Resep Lapa-Lapa Buton
Bahan dan Bumbu 1. Beras1 kg 2. Kelapa 2 butir, parut halus dan peras untuk diambil santannya 3. Garam halusý sendok makan 4. Daun pisang secukupnya 5. Tali (dari pelepah pohon pisang) secukupnya
Langkah Membuat Makanan Lapa-Lapa Khas Buton Sulawesi Tenggara Enak
Nikmati sedapnya makanan lapa-lapa khas Buton Sulawesi Tenggara dengan pendamping lauk pauk seperti ikan asin atau tanpa lauk pauk juga tak masalah.
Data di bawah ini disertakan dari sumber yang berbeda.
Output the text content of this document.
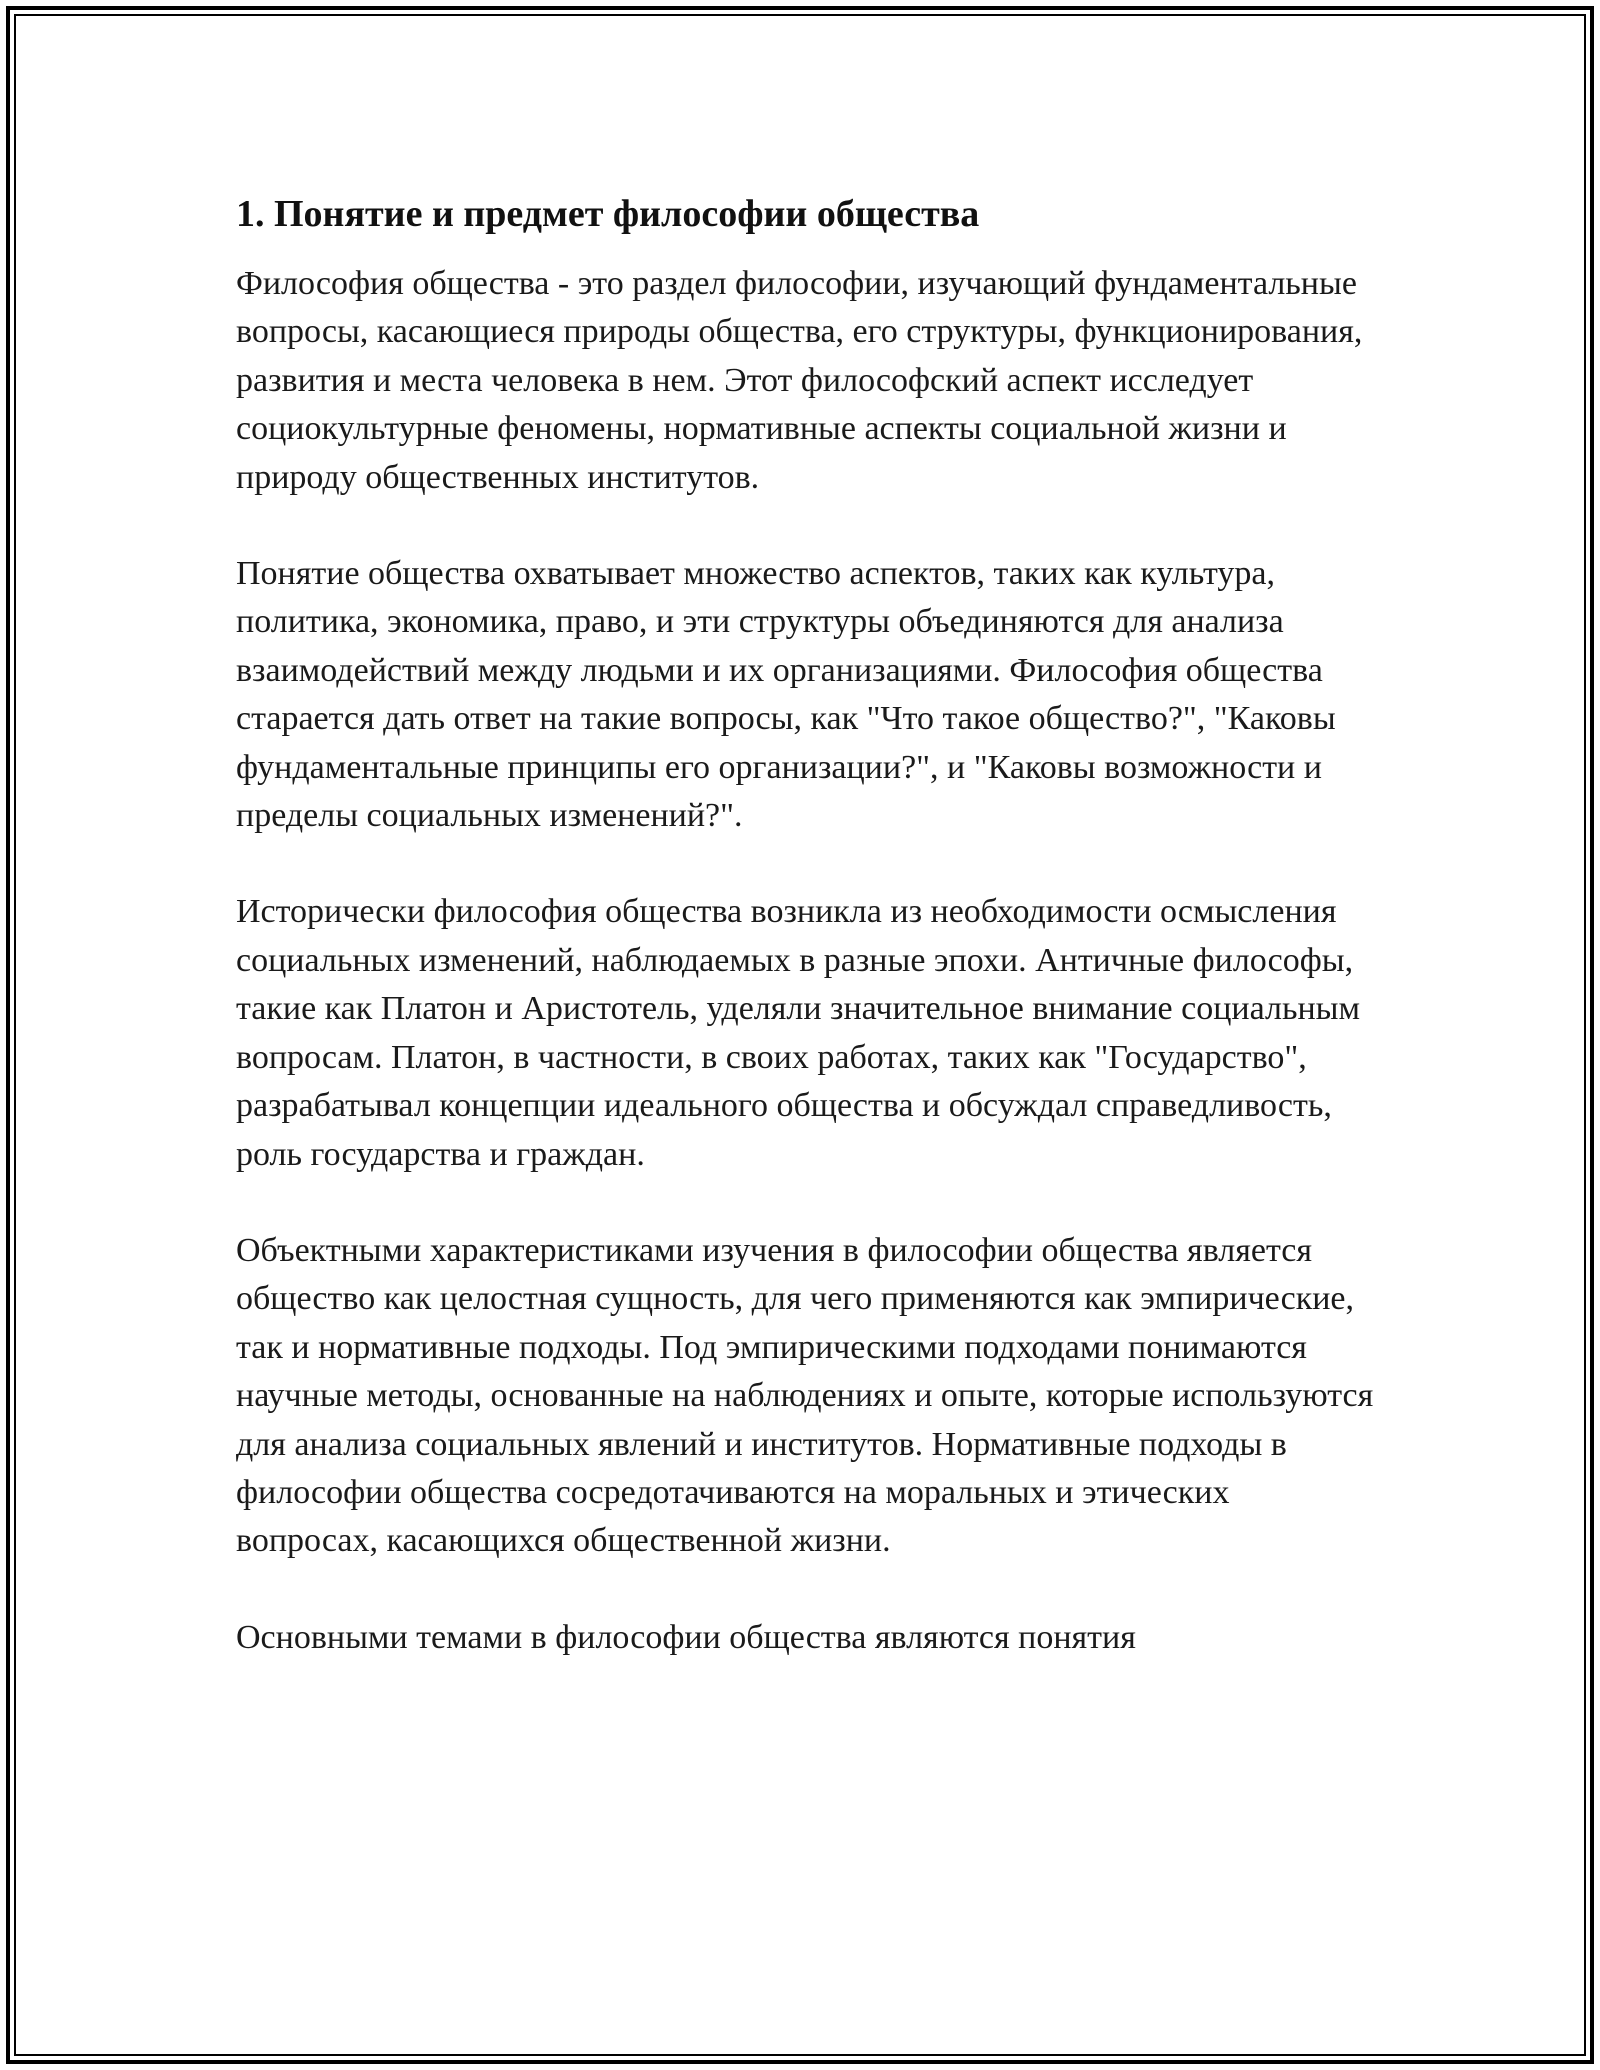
1. Понятие и предмет философии общества

Философия общества - это раздел философии, изучающий фундаментальные вопросы, касающиеся природы общества, его структуры, функционирования, развития и места человека в нем. Этот философский аспект исследует социокультурные феномены, нормативные аспекты социальной жизни и природу общественных институтов.

Понятие общества охватывает множество аспектов, таких как культура, политика, экономика, право, и эти структуры объединяются для анализа взаимодействий между людьми и их организациями. Философия общества старается дать ответ на такие вопросы, как "Что такое общество?", "Каковы фундаментальные принципы его организации?", и "Каковы возможности и пределы социальных изменений?".

Исторически философия общества возникла из необходимости осмысления социальных изменений, наблюдаемых в разные эпохи. Античные философы, такие как Платон и Аристотель, уделяли значительное внимание социальным вопросам. Платон, в частности, в своих работах, таких как "Государство", разрабатывал концепции идеального общества и обсуждал справедливость, роль государства и граждан.

Объектными характеристиками изучения в философии общества является общество как целостная сущность, для чего применяются как эмпирические, так и нормативные подходы. Под эмпирическими подходами понимаются научные методы, основанные на наблюдениях и опыте, которые используются для анализа социальных явлений и институтов. Нормативные подходы в философии общества сосредотачиваются на моральных и этических вопросах, касающихся общественной жизни.

Основными темами в философии общества являются понятия
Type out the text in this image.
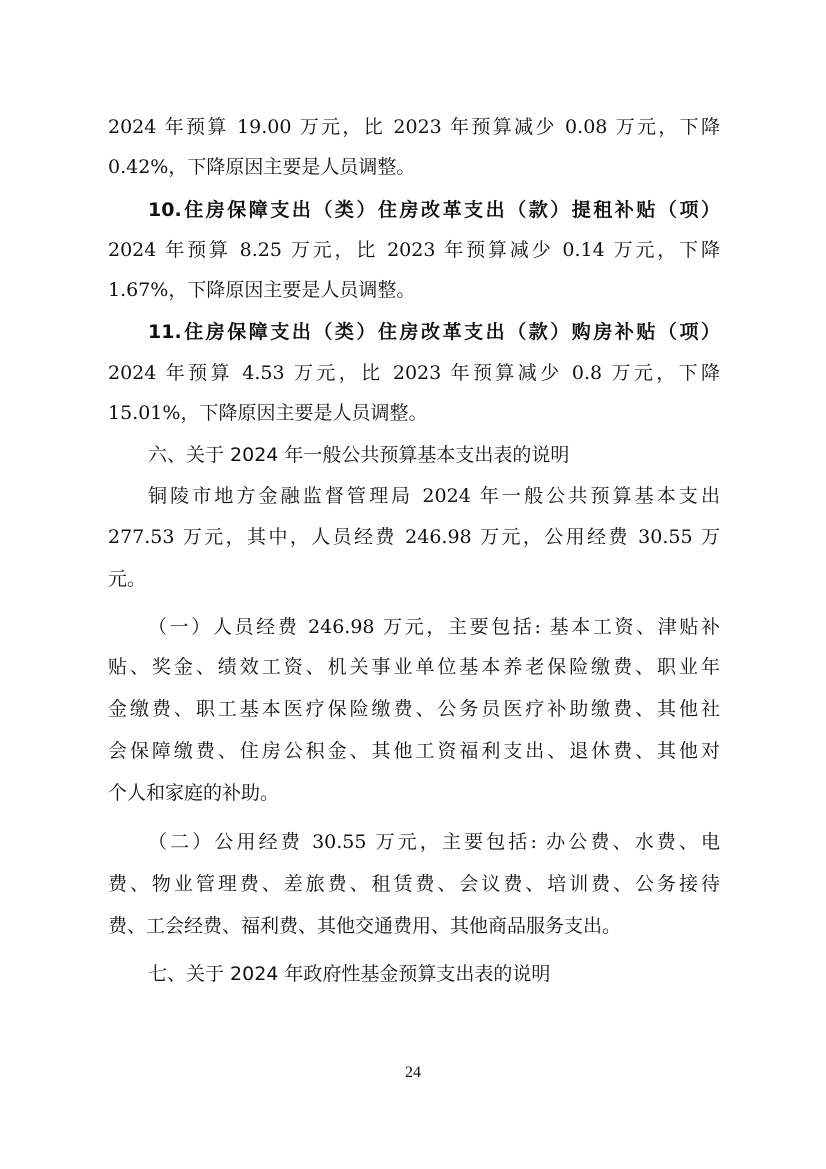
2024 年预算 19.00 万元，比 2023 年预算减少 0.08 万元，下降
0.42%，下降原因主要是人员调整。
10.住房保障支出（类）住房改革支出（款）提租补贴（项）
2024 年预算 8.25 万元，比 2023 年预算减少 0.14 万元，下降
1.67%，下降原因主要是人员调整。
11.住房保障支出（类）住房改革支出（款）购房补贴（项）
2024 年预算 4.53 万元，比 2023 年预算减少 0.8 万元，下降
15.01%，下降原因主要是人员调整。
六、关于 2024 年一般公共预算基本支出表的说明
铜陵市地方金融监督管理局 2024 年一般公共预算基本支出
277.53 万元，其中，人员经费 246.98 万元，公用经费 30.55 万
元。
（一）人员经费 246.98 万元，主要包括: 基本工资、津贴补
贴、奖金、绩效工资、机关事业单位基本养老保险缴费、职业年
金缴费、职工基本医疗保险缴费、公务员医疗补助缴费、其他社
会保障缴费、住房公积金、其他工资福利支出、退休费、其他对
个人和家庭的补助。
（二）公用经费 30.55 万元，主要包括: 办公费、水费、电
费、物业管理费、差旅费、租赁费、会议费、培训费、公务接待
费、工会经费、福利费、其他交通费用、其他商品服务支出。
七、关于 2024 年政府性基金预算支出表的说明
24
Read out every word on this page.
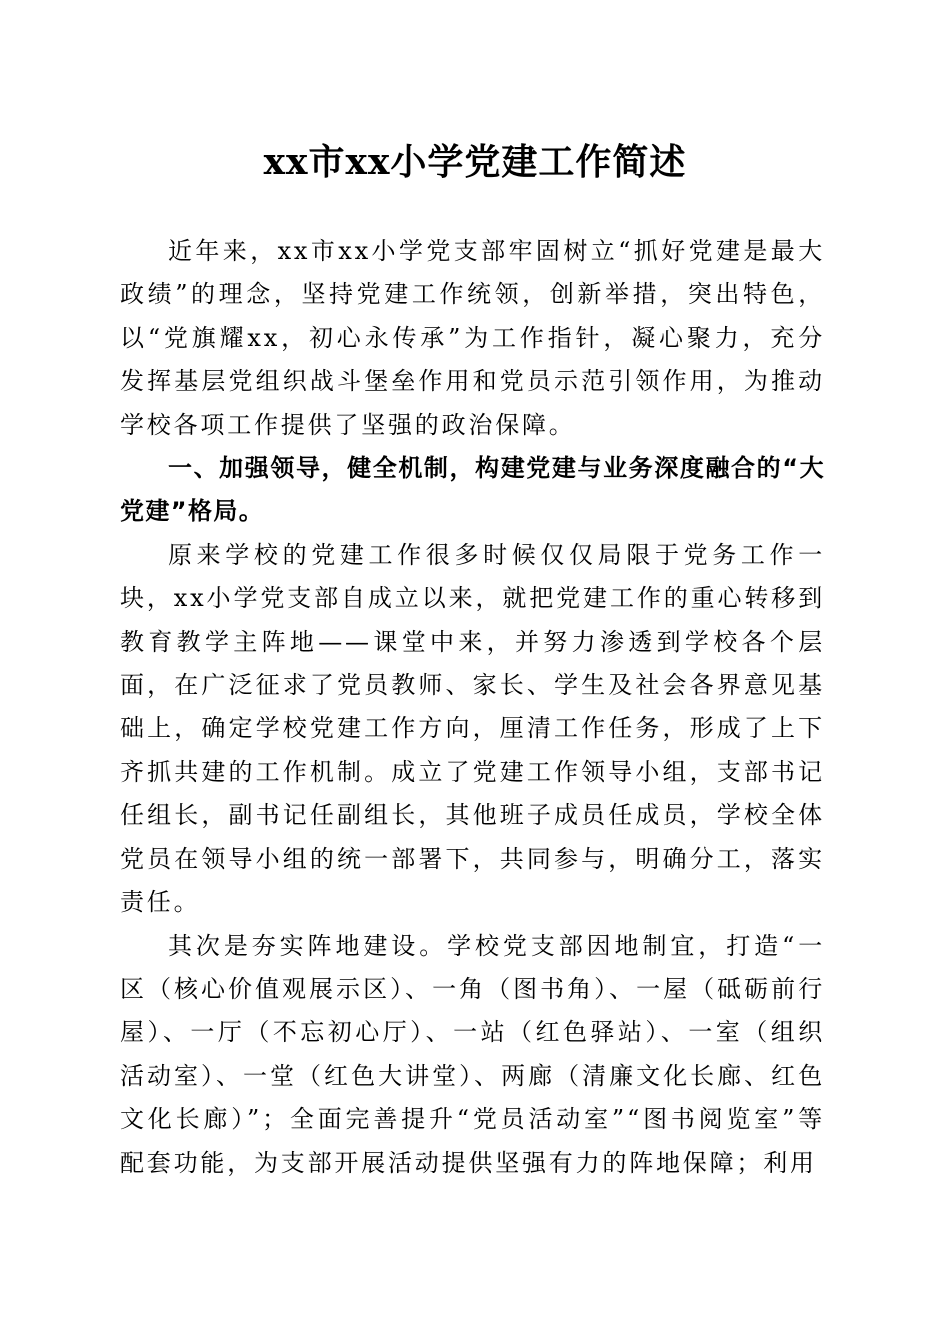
xx市xx小学党建工作简述

近年来，xx市xx小学党支部牢固树立“抓好党建是最大政绩”的理念，坚持党建工作统领，创新举措，突出特色，以“党旗耀xx，初心永传承”为工作指针，凝心聚力，充分发挥基层党组织战斗堡垒作用和党员示范引领作用，为推动学校各项工作提供了坚强的政治保障。

一、加强领导，健全机制，构建党建与业务深度融合的“大党建”格局。

原来学校的党建工作很多时候仅仅局限于党务工作一块，xx小学党支部自成立以来，就把党建工作的重心转移到教育教学主阵地——课堂中来，并努力渗透到学校各个层面，在广泛征求了党员教师、家长、学生及社会各界意见基础上，确定学校党建工作方向，厘清工作任务，形成了上下齐抓共建的工作机制。成立了党建工作领导小组，支部书记任组长，副书记任副组长，其他班子成员任成员，学校全体党员在领导小组的统一部署下，共同参与，明确分工，落实责任。

其次是夯实阵地建设。学校党支部因地制宜，打造“一区（核心价值观展示区）、一角（图书角）、一屋（砥砺前行屋）、一厅（不忘初心厅）、一站（红色驿站）、一室（组织活动室）、一堂（红色大讲堂）、两廊（清廉文化长廊、红色文化长廊）”；全面完善提升“党员活动室”“图书阅览室”等配套功能，为支部开展活动提供坚强有力的阵地保障；利用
referensi : http://www.bloggersbugis.com/2014/11/makanan-khas-sulawesi.html?m=1 https://resepdanmakanan.com/cara-membuat-lapa-lapa-khas-sulawesi-tenggara-enak/
HUDON TANO (Periuk Tanah) Di bawah ini merupakan foto tua (foto jaman dulu) penjual Hudon Tano (Periuk Tanah) di Onan (Pasar) Tarutung di tahun 1930. Masyarakat Batak yang tinggal di Sipoholon, Tarutung, dahulu kala terkenal sebagai "Sitopa Hudon" (pembuat periuk tanah). Dahulu, Hudon Tano ini digunakan secara meluas di Tanah (Tano) Batak sebagai alat masak tradisional. Bisa dibayangkan betapa enak dan nikmat rasanya melihat dan menikmati arsik atau menggulai Ikan Mas atau Ikan Batak (Ihan Batak), Porapora (Ikan Air Tawar), Haruting (Ikan Gabus), SIbahut (Ikan Lele), dan Incor (Ikan Air Tawar Kecil) yang dimasak menggunakan Hudon Tano ini... Sumber Foto : KITLV 28692
Benda Magis Masyarakat Batak Toba : Pagar Jabu - Sahan - Pohung 3 benda magis ini termasuk kategori Ilmu Putih yang berfungsi sebagai pelindung dari sihir dari niat orang jahat. PAGAR JABU (Bahasa Batak Karo : Bekam-bekam), berbentu tanduk hewan berisi sibiangsa (ramuan magis) yang berfungsi sebagai pelindung rumah dari serangan sihir jahat. SAHAN, terbuat dari gading atau tanduk tempat menyimpan pupuk (abu jenazah) yang memiliki kekuatan magis sebagai pagar (pelindung) dan konon dapat diminta untuk membinasakan musuh. POHUNG, sejenis ukiran yang dibungkus ijuk lalu diisi ramuan magis. Pohung ditempatkan di dalam rumah dan / atau di kebun yang memiliki fungsi mencegah niat jahat / pencuri hasil kebun dan harta di rumah. Sumber Koleksi : Museum Negeri Provinsi Sumatera Utara
Ilmu Tamba Tua adalah Elmo Kuno Batak (Ilmu Putih), dahulu ilmu ini dipercaya jika diamalkan akan mendatangkan kemakmuran serta kekayaan. Transliterasi (alih aksara) : ahu debata ni raja di bindu jao raja ni tam (ba) tua raja on di sim- bora di bulung hayu na denggan go- rar pe i do jadi lapi ni ta- taring ni ru- manta jadi tondolan ni balatuk ni rumah bea la... Rajah "gambar" di bawah bernama dewa "bindu jao". Rajah ini ditulis pada timah dan daun kayu (jenis yang bisa dituliskan). Rajah ini akan membawa kemakmuran bagi penghuni rumah apabila dibuat menjadi alas tungku perapian dan jika diletakkan sebagai alas tangga rumah. Sumber Foto : Verzeichnis der orientalischen handschriften in Deutschland
Surat Tulisan Tangan Ompu i Pendeta Dr I.L. Nommensen tahun 1871 dengan Aksara Batak Toba dan Bahasa Batak Toba Klasik (na robi). Nommensen, Apostel Orang Batak dan Ephorus HKBP Pertama tahun 1881 - 1918, sangat fasih berbahasa Batak Toba klasik dan kontemporer (na imbaru), Nommensen juga sangat mengusai tulisan dan / atau aksara Batak Toba. Surat yang ditulis tangan Ompu i Nommensen di Pearaja, Tarutung, tanggal 02 Agustus 1871 ini merupakan dokumen dan bukti sejarah yang sangat penting, yang menunjukkan betapa Beliau menguasai serta menghormati adat, budaya, tradisi, dan literasi masyarakat Batak Toba. Beliau tidak memaksakan bahasa Jerman dan aksara Latin, tetap justru menggunakan bahasa dan aksara asli masyarakat Batak Toba untuk berkomunikasi dan mendokumentasi pelayanannya. Sumber Foto : Sopo Nommensen, Pearaja, Taruutung Sumatera Utara
Hubungi Call Center AyoPinjam Resmi Di Nomor ☎ 0831•6926•5049, Kontak WhatsApp Cs AyoPinjam 📞0857•5833•7054 Layanan Bantuan Kendala. Live Chat AyoPinjam Menyediakan Layanan Kontak Percakapan Atau Live Chat Yang Terdapat Pada Aplikasi AyoPinjam. Layanan Ini Tersedia Setiap Hari Online 24 jam.